During the worst of the pandemic, my group fielded eight-hundred new cases daily. It was worse during the weekends, when we were on half-staff. One day in July I broke down. I spent the entire day crying, with my wife hugging me, trying to console me. I called for an appointment with my psychiatrist, and the nurse on the other end of the line immediately asked if I needed emergency help. I pulled myself together; I'm of a normally sunny disposition, and I had people to care for, at home and at work. But when I broke down, it washed over me, a wave of sadness and despair subsuming me.

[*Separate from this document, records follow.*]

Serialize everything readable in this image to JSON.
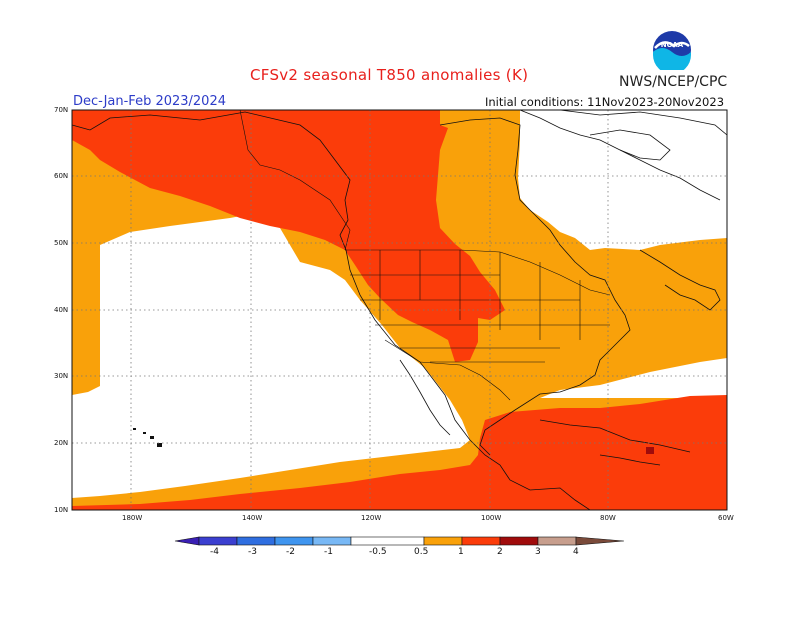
{
  "title": "CFSv2 seasonal T850 anomalies (K)",
  "organization": "NWS/NCEP/CPC",
  "logo_text": "NOAA",
  "season": "Dec-Jan-Feb 2023/2024",
  "initial_conditions": "Initial conditions: 11Nov2023-20Nov2023",
  "latitude_labels": [
    "70N",
    "60N",
    "50N",
    "40N",
    "30N",
    "20N",
    "10N"
  ],
  "longitude_labels": [
    "180W",
    "140W",
    "120W",
    "100W",
    "80W",
    "60W"
  ],
  "colorbar": {
    "labels": [
      "-4",
      "-3",
      "-2",
      "-1",
      "-0.5",
      "0.5",
      "1",
      "2",
      "3",
      "4"
    ],
    "colors": {
      "lt_neg4": "#3a1fb4",
      "neg4_neg3": "#3b3fd0",
      "neg3_neg2": "#2f6ee0",
      "neg2_neg1": "#3f95ef",
      "neg1_neg05": "#78b8f5",
      "neutral": "#ffffff",
      "p05_1": "#f9a10a",
      "p1_2": "#fb3c0a",
      "p2_3": "#a00b0b",
      "p3_4": "#c79e8d",
      "gt4": "#7a4a3a"
    }
  },
  "map_colors": {
    "anomaly_05_1": "#f9a10a",
    "anomaly_1_2": "#fb3c0a",
    "anomaly_2_3": "#a00b0b",
    "neutral": "#ffffff"
  }
}
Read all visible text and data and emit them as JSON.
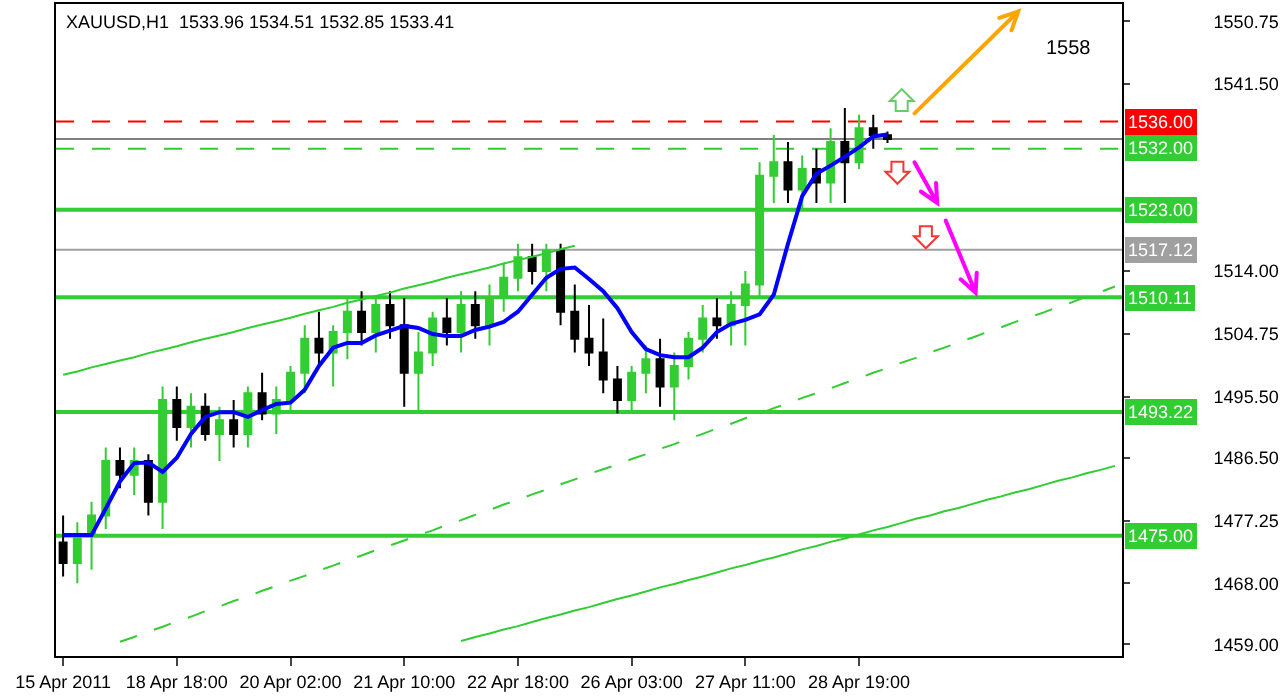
{
  "chart_data": {
    "type": "candlestick",
    "title": "XAUUSD,H1  1533.96 1534.51 1532.85 1533.41",
    "categories": [
      "15 Apr 2011",
      null,
      null,
      null,
      null,
      null,
      null,
      null,
      "18 Apr 18:00",
      null,
      null,
      null,
      null,
      null,
      null,
      null,
      "20 Apr 02:00",
      null,
      null,
      null,
      null,
      null,
      null,
      null,
      "21 Apr 10:00",
      null,
      null,
      null,
      null,
      null,
      null,
      null,
      "22 Apr 18:00",
      null,
      null,
      null,
      null,
      null,
      null,
      null,
      "26 Apr 03:00",
      null,
      null,
      null,
      null,
      null,
      null,
      null,
      "27 Apr 11:00",
      null,
      null,
      null,
      null,
      null,
      null,
      null,
      "28 Apr 19:00",
      null,
      null,
      null,
      null,
      null,
      null,
      null,
      null,
      null,
      null,
      null,
      null,
      null,
      null,
      null,
      null,
      null,
      null
    ],
    "ohlc": [
      [
        1474,
        1478,
        1469,
        1471
      ],
      [
        1471,
        1477,
        1468,
        1475
      ],
      [
        1475,
        1480,
        1470,
        1478
      ],
      [
        1478,
        1488,
        1476,
        1486
      ],
      [
        1486,
        1488,
        1482,
        1484
      ],
      [
        1484,
        1488,
        1481,
        1486
      ],
      [
        1486,
        1487,
        1478,
        1480
      ],
      [
        1480,
        1497,
        1476,
        1495
      ],
      [
        1495,
        1497,
        1489,
        1491
      ],
      [
        1491,
        1496,
        1488,
        1494
      ],
      [
        1494,
        1496,
        1489,
        1490
      ],
      [
        1490,
        1494,
        1486,
        1492
      ],
      [
        1492,
        1495,
        1488,
        1490
      ],
      [
        1490,
        1497,
        1488,
        1496
      ],
      [
        1496,
        1499,
        1492,
        1493
      ],
      [
        1493,
        1497,
        1490,
        1495
      ],
      [
        1495,
        1500,
        1493,
        1499
      ],
      [
        1499,
        1506,
        1496,
        1504
      ],
      [
        1504,
        1508,
        1500,
        1502
      ],
      [
        1502,
        1506,
        1497,
        1505
      ],
      [
        1505,
        1510,
        1501,
        1508
      ],
      [
        1508,
        1511,
        1503,
        1505
      ],
      [
        1505,
        1510,
        1502,
        1509
      ],
      [
        1509,
        1511,
        1504,
        1506
      ],
      [
        1506,
        1510,
        1494,
        1499
      ],
      [
        1499,
        1505,
        1493,
        1502
      ],
      [
        1502,
        1508,
        1500,
        1507
      ],
      [
        1507,
        1510,
        1503,
        1505
      ],
      [
        1505,
        1511,
        1502,
        1509
      ],
      [
        1509,
        1511,
        1504,
        1506
      ],
      [
        1506,
        1512,
        1503,
        1510
      ],
      [
        1510,
        1515,
        1508,
        1513
      ],
      [
        1513,
        1518,
        1511,
        1516
      ],
      [
        1516,
        1518,
        1512,
        1514
      ],
      [
        1514,
        1518,
        1511,
        1517
      ],
      [
        1517,
        1518,
        1506,
        1508
      ],
      [
        1508,
        1512,
        1502,
        1504
      ],
      [
        1504,
        1509,
        1500,
        1502
      ],
      [
        1502,
        1507,
        1496,
        1498
      ],
      [
        1498,
        1500,
        1493,
        1495
      ],
      [
        1495,
        1500,
        1493,
        1499
      ],
      [
        1499,
        1503,
        1496,
        1501
      ],
      [
        1501,
        1504,
        1494,
        1497
      ],
      [
        1497,
        1502,
        1492,
        1500
      ],
      [
        1500,
        1505,
        1498,
        1504
      ],
      [
        1504,
        1509,
        1502,
        1507
      ],
      [
        1507,
        1510,
        1504,
        1506
      ],
      [
        1506,
        1511,
        1503,
        1509
      ],
      [
        1509,
        1514,
        1503,
        1512
      ],
      [
        1512,
        1530,
        1510,
        1528
      ],
      [
        1528,
        1534,
        1524,
        1530
      ],
      [
        1530,
        1533,
        1524,
        1526
      ],
      [
        1526,
        1531,
        1523,
        1529
      ],
      [
        1529,
        1532,
        1524,
        1527
      ],
      [
        1527,
        1535,
        1524,
        1533
      ],
      [
        1533,
        1538,
        1524,
        1530
      ],
      [
        1530,
        1537,
        1529,
        1535
      ],
      [
        1535,
        1537,
        1532,
        1534
      ],
      [
        1533.96,
        1534.51,
        1532.85,
        1533.41
      ],
      null,
      null,
      null,
      null,
      null,
      null,
      null,
      null,
      null,
      null,
      null,
      null,
      null,
      null,
      null,
      null
    ],
    "colors": [
      "#000000",
      "#32cd32",
      "#32cd32",
      "#32cd32",
      "#000000",
      "#32cd32",
      "#000000",
      "#32cd32",
      "#000000",
      "#32cd32",
      "#000000",
      "#32cd32",
      "#000000",
      "#32cd32",
      "#000000",
      "#32cd32",
      "#32cd32",
      "#32cd32",
      "#000000",
      "#32cd32",
      "#32cd32",
      "#000000",
      "#32cd32",
      "#000000",
      "#000000",
      "#32cd32",
      "#32cd32",
      "#000000",
      "#32cd32",
      "#000000",
      "#32cd32",
      "#32cd32",
      "#32cd32",
      "#000000",
      "#32cd32",
      "#000000",
      "#000000",
      "#000000",
      "#000000",
      "#000000",
      "#32cd32",
      "#32cd32",
      "#000000",
      "#32cd32",
      "#32cd32",
      "#32cd32",
      "#000000",
      "#32cd32",
      "#32cd32",
      "#32cd32",
      "#32cd32",
      "#000000",
      "#32cd32",
      "#000000",
      "#32cd32",
      "#000000",
      "#32cd32",
      "#000000",
      "#000000",
      null,
      null,
      null,
      null,
      null,
      null,
      null,
      null,
      null,
      null,
      null,
      null,
      null,
      null,
      null,
      null
    ],
    "series": [
      {
        "type": "line",
        "color": "#0000ff",
        "values": [
          1475.1,
          1475.1,
          1475.1,
          1479,
          1483,
          1485.7,
          1485.8,
          1484.4,
          1486.5,
          1490,
          1492.5,
          1493.2,
          1493.2,
          1492.5,
          1493.5,
          1494.4,
          1494.6,
          1496.5,
          1500,
          1502.7,
          1503.4,
          1503.4,
          1504.5,
          1505.2,
          1505.9,
          1505.6,
          1504.7,
          1504.4,
          1504.4,
          1505.3,
          1505.8,
          1506.5,
          1508,
          1510.5,
          1513,
          1514.3,
          1514.5,
          1512.8,
          1511,
          1508.5,
          1505,
          1502.5,
          1501.6,
          1501.3,
          1501.3,
          1502.7,
          1505,
          1506.2,
          1506.8,
          1507.6,
          1510.5,
          1518,
          1525,
          1528.3,
          1529.5,
          1530.8,
          1532.2,
          1533.8,
          1534.1,
          null,
          null,
          null,
          null,
          null,
          null,
          null,
          null,
          null,
          null,
          null,
          null,
          null,
          null,
          null,
          null
        ]
      },
      {
        "type": "line",
        "color": "#32cd32",
        "values": [
          1498.7,
          1499.2,
          1499.8,
          1500.3,
          1500.8,
          1501.3,
          1501.9,
          1502.4,
          1502.9,
          1503.5,
          1504.0,
          1504.5,
          1505.0,
          1505.6,
          1506.1,
          1506.6,
          1507.1,
          1507.7,
          1508.2,
          1508.7,
          1509.3,
          1509.8,
          1510.3,
          1510.8,
          1511.4,
          1511.9,
          1512.4,
          1513.0,
          1513.5,
          1514.0,
          1514.5,
          1515.1,
          1515.6,
          1516.1,
          1516.6,
          1517.2,
          1517.7,
          null,
          null,
          null,
          null,
          null,
          null,
          null,
          null,
          null,
          null,
          null,
          null,
          null,
          null,
          null,
          null,
          null,
          null,
          null,
          null,
          null,
          null,
          null,
          null,
          null,
          null,
          null,
          null,
          null,
          null,
          null,
          null,
          null,
          null,
          null,
          null,
          null,
          null
        ]
      },
      {
        "type": "line",
        "color": "#32cd32",
        "line_style": "dashed",
        "values": [
          null,
          null,
          null,
          null,
          1459.4,
          1460.1,
          1460.9,
          1461.6,
          1462.4,
          1463.1,
          1463.9,
          1464.6,
          1465.4,
          1466.1,
          1466.9,
          1467.6,
          1468.4,
          1469.1,
          1469.9,
          1470.6,
          1471.4,
          1472.1,
          1472.9,
          1473.6,
          1474.3,
          1475.1,
          1475.8,
          1476.6,
          1477.3,
          1478.1,
          1478.8,
          1479.6,
          1480.3,
          1481.1,
          1481.8,
          1482.6,
          1483.3,
          1484.1,
          1484.8,
          1485.5,
          1486.3,
          1487.0,
          1487.8,
          1488.5,
          1489.3,
          1490.0,
          1490.8,
          1491.5,
          1492.3,
          1493.0,
          1493.8,
          1494.5,
          1495.3,
          1496.0,
          1496.7,
          1497.5,
          1498.2,
          1499.0,
          1499.7,
          1500.5,
          1501.2,
          1502.0,
          1502.7,
          1503.5,
          1504.2,
          1505.0,
          1505.7,
          1506.5,
          1507.2,
          1507.9,
          1508.7,
          1509.4,
          1510.2,
          1510.9,
          1511.7
        ]
      },
      {
        "type": "line",
        "color": "#32cd32",
        "values": [
          null,
          null,
          null,
          null,
          null,
          null,
          null,
          null,
          null,
          null,
          null,
          null,
          null,
          null,
          null,
          null,
          null,
          null,
          null,
          null,
          null,
          null,
          null,
          null,
          null,
          null,
          null,
          null,
          1459.5,
          1460.1,
          1460.6,
          1461.2,
          1461.7,
          1462.3,
          1462.9,
          1463.4,
          1464.0,
          1464.5,
          1465.1,
          1465.7,
          1466.2,
          1466.8,
          1467.4,
          1467.9,
          1468.5,
          1469.0,
          1469.6,
          1470.2,
          1470.7,
          1471.3,
          1471.8,
          1472.4,
          1473.0,
          1473.5,
          1474.1,
          1474.6,
          1475.2,
          1475.8,
          1476.3,
          1476.9,
          1477.5,
          1478.0,
          1478.6,
          1479.1,
          1479.7,
          1480.3,
          1480.8,
          1481.4,
          1481.9,
          1482.5,
          1483.1,
          1483.6,
          1484.2,
          1484.7,
          1485.3
        ]
      }
    ],
    "ref_lines": [
      {
        "axis": "y",
        "value": 1536,
        "label": "1536.00",
        "color": "#ff0000",
        "line_style": "dashed"
      },
      {
        "axis": "y",
        "value": 1533.41,
        "label": null,
        "color": "#808080",
        "line_style": "solid"
      },
      {
        "axis": "y",
        "value": 1532,
        "label": "1532.00",
        "color": "#32cd32",
        "line_style": "dashed"
      },
      {
        "axis": "y",
        "value": 1523,
        "label": "1523.00",
        "color": "#32cd32",
        "line_style": "solid"
      },
      {
        "axis": "y",
        "value": 1517.12,
        "label": "1517.12",
        "color": "#a0a0a0",
        "line_style": "solid"
      },
      {
        "axis": "y",
        "value": 1510.11,
        "label": "1510.11",
        "color": "#32cd32",
        "line_style": "solid"
      },
      {
        "axis": "y",
        "value": 1493.22,
        "label": "1493.22",
        "color": "#32cd32",
        "line_style": "solid"
      },
      {
        "axis": "y",
        "value": 1475,
        "label": "1475.00",
        "color": "#32cd32",
        "line_style": "solid"
      }
    ],
    "annotations": [
      "1558"
    ],
    "ylim": [
      1457.3,
      1553.3
    ],
    "yticks": [
      {
        "value": 1459,
        "label": "1459.00"
      },
      {
        "value": 1468,
        "label": "1468.00"
      },
      {
        "value": 1477.25,
        "label": "1477.25"
      },
      {
        "value": 1486.5,
        "label": "1486.50"
      },
      {
        "value": 1495.5,
        "label": "1495.50"
      },
      {
        "value": 1504.75,
        "label": "1504.75"
      },
      {
        "value": 1514,
        "label": "1514.00"
      },
      {
        "value": 1541.5,
        "label": "1541.50"
      },
      {
        "value": 1550.75,
        "label": "1550.75"
      }
    ]
  }
}
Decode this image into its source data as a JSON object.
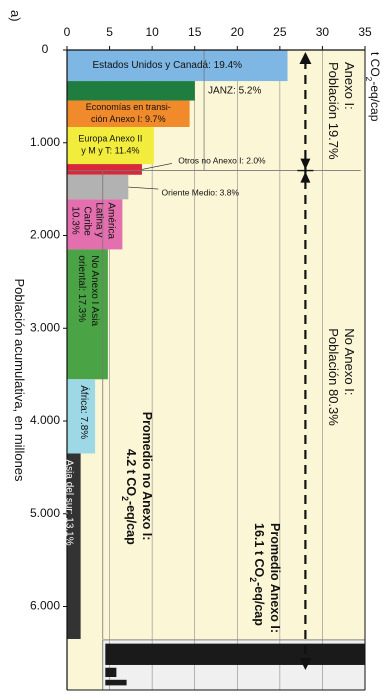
{
  "chart_data": {
    "type": "bar",
    "panel_label": "a)",
    "ylabel": "t CO2-eq/cap",
    "xlabel": "Población acumulativa, en millones",
    "ylim": [
      0,
      35
    ],
    "xlim": [
      0,
      6900
    ],
    "yticks": [
      "35",
      "30",
      "25",
      "20",
      "15",
      "10",
      "5",
      "0"
    ],
    "xticks": [
      "0",
      "1.000",
      "2.000",
      "3.000",
      "4.000",
      "5.000",
      "6.000"
    ],
    "annex1_label": [
      "Anexo I:",
      "Población 19.7%"
    ],
    "nonannex1_label": [
      "No Anexo I:",
      "Población 80.3%"
    ],
    "avg_annex1_label": [
      "Promedio Anexo I:",
      "16.1 t CO2-eq/cap"
    ],
    "avg_nonannex1_label": [
      "Promedio no Anexo I:",
      "4.2 t CO2-eq/cap"
    ],
    "regions": [
      {
        "label": "Estados Unidos y Canadá: 19.4%",
        "x0": 0,
        "x1": 335,
        "y": 25.9,
        "color": "#7fb7e4"
      },
      {
        "label": "JANZ: 5.2%",
        "x0": 335,
        "x1": 545,
        "y": 15.0,
        "color": "#1e7d3f"
      },
      {
        "label": "Economías en transición Anexo I: 9.7%",
        "x0": 545,
        "x1": 830,
        "y": 14.4,
        "color": "#f08a2b"
      },
      {
        "label": "Europa Anexo II y M y T: 11.4%",
        "x0": 830,
        "x1": 1230,
        "y": 10.2,
        "color": "#f2ec3d"
      },
      {
        "label": "Otros no Anexo I: 2.0%",
        "x0": 1230,
        "x1": 1345,
        "y": 8.8,
        "color": "#d8283a"
      },
      {
        "label": "Oriente Medio: 3.8%",
        "x0": 1345,
        "x1": 1610,
        "y": 7.2,
        "color": "#b2b2b2"
      },
      {
        "label": "América Latina y Caribe 10.3%",
        "x0": 1610,
        "x1": 2150,
        "y": 6.5,
        "color": "#e46fae"
      },
      {
        "label": "No Anexo I Asia oriental: 17.3%",
        "x0": 2150,
        "x1": 3550,
        "y": 4.8,
        "color": "#4aa345"
      },
      {
        "label": "África: 7.8%",
        "x0": 3550,
        "x1": 4350,
        "y": 3.3,
        "color": "#9dd8e6"
      },
      {
        "label": "Asia del sur: 13.1%",
        "x0": 4350,
        "x1": 6350,
        "y": 1.6,
        "color": "#333333"
      }
    ],
    "averages": {
      "annex1": 16.1,
      "nonannex1": 4.2,
      "divider_x": 1300
    },
    "population_arrow_y": 28,
    "excess_bars": [
      {
        "x0": 6400,
        "x1": 6630,
        "y0": 4.5,
        "y1": 35
      },
      {
        "x0": 6660,
        "x1": 6760,
        "y0": 4.5,
        "y1": 5.8
      },
      {
        "x0": 6790,
        "x1": 6850,
        "y0": 4.5,
        "y1": 7.0
      }
    ],
    "colors": {
      "background": "#fbf6d6",
      "gridline": "#8a8a8a",
      "excess_panel": "#f0f0f0",
      "excess_bar": "#1a1a1a"
    }
  }
}
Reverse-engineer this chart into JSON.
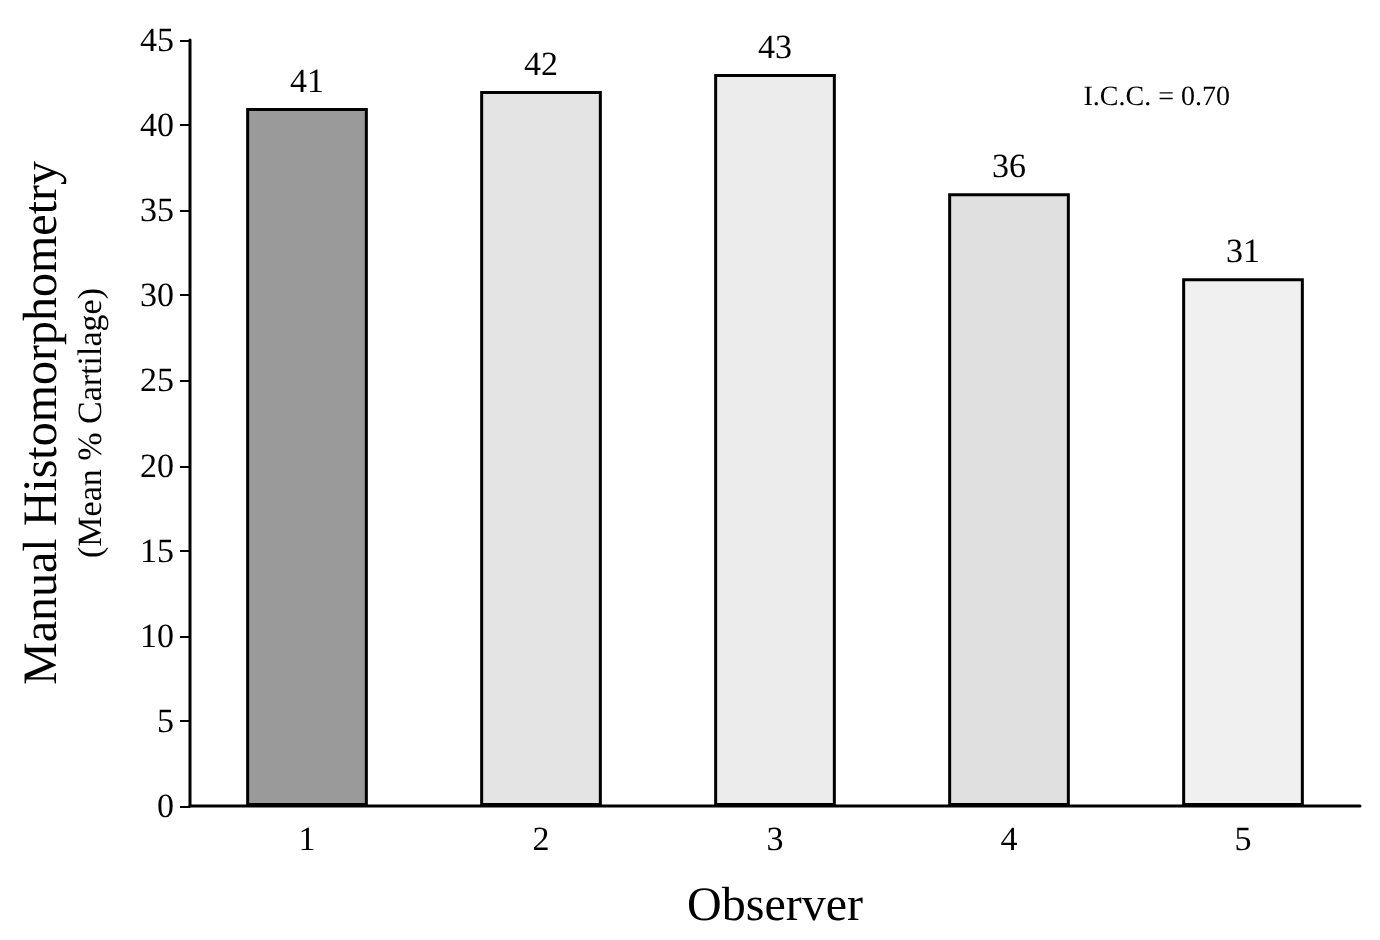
{
  "chart_data": {
    "type": "bar",
    "xlabel": "Observer",
    "ylabel": "Manual Histomorphometry\n(Mean % Cartilage)",
    "categories": [
      "1",
      "2",
      "3",
      "4",
      "5"
    ],
    "values": [
      41,
      42,
      43,
      36,
      31
    ],
    "colors": [
      "#9a9a9a",
      "#e4e4e4",
      "#ececec",
      "#e0e0e0",
      "#f0f0f0"
    ],
    "ylim": [
      0,
      45
    ],
    "yticks": [
      0,
      5,
      10,
      15,
      20,
      25,
      30,
      35,
      40,
      45
    ],
    "data_labels": true,
    "grid": false,
    "annotations": [
      "I.C.C. = 0.70"
    ]
  }
}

Yesterday, as we all know, the news broke from Bob Woodward's book, given to CNN by Woodward, along with recordings of the interviews he had done with Donald Trump, that Trump knew just how deadly this new virus was. He knew it was worse than the flu, that it was airborne, and was the greatest national security threat to face his so-called "administration" since he took office. 

And yet, he did nothing. He did the opposite of nothing, in fact. He downplayed the virus, knowing its deadliness. He disparaged efforts to ameliorate its spread. He castigated governors who didn't tow his line. He sent PPE to China, robbing front-line responders of the protection they needed. In any court of law, this would qualify as depraved indifference to life. And this is the man who holds the office of the presidency, consigning his fellow-citizens to death and long-term sickness because he was afraid it would injure his poll numbers. These actions pushed him from an incompetent moron to an outright evil figure. The evil underpinned the incompetence. His vanity caused him to spill all of this to Woodward. 

We all knew what an evil piece of shit Trump was. But hearing it from his own lips—his callousness, his self-centeredness, his willingness to sacrifice Americans for his re-election—still stuns me.

My life would have been so different with Hillary Clinton in office. All of our lives would be. When the first inklings of the virus crossed her desk in the PDB, she would have acted. She would have mobilized our alliances to fight it and minimize the damage. 

Instead, we have an evil sociopath who sees everything through the prism of his own malevolent narcissism in charge of a raging pandemic. He still makes things worse, as he has just ordered the cessation of testing of all incoming international travelers. Gotta get those tourists in, after all, for "the economy".

I will die mad at everyone who voted for this monstrosity. I will die mad at everyone who voted for anyone but Secretary Clinton. I will die mad at everyone who by their inaction allowed this calamity to ravage our country. We have been robbed of four years of peace. Hundreds of thousands have been robbed of their lives and health. And each of those lives lost to death or illness impact countless others who loved them. Families and friends have gaping holes in their hearts. They are maggots and scum, and I can't reconcile myself to calling them fellow citizens. They have abdicated all the responsibility which comes with the title "citizen". They vote solely for their own parochial interests. They vote solely for their own fearful hatreds.

When we restore our country, constant vigilance will be the order of the day. A dying minority will fight to scupper any progress. We know now what happens when they're in charge. The worst occurred. We can never allow all the pain and suffering to be for nothing.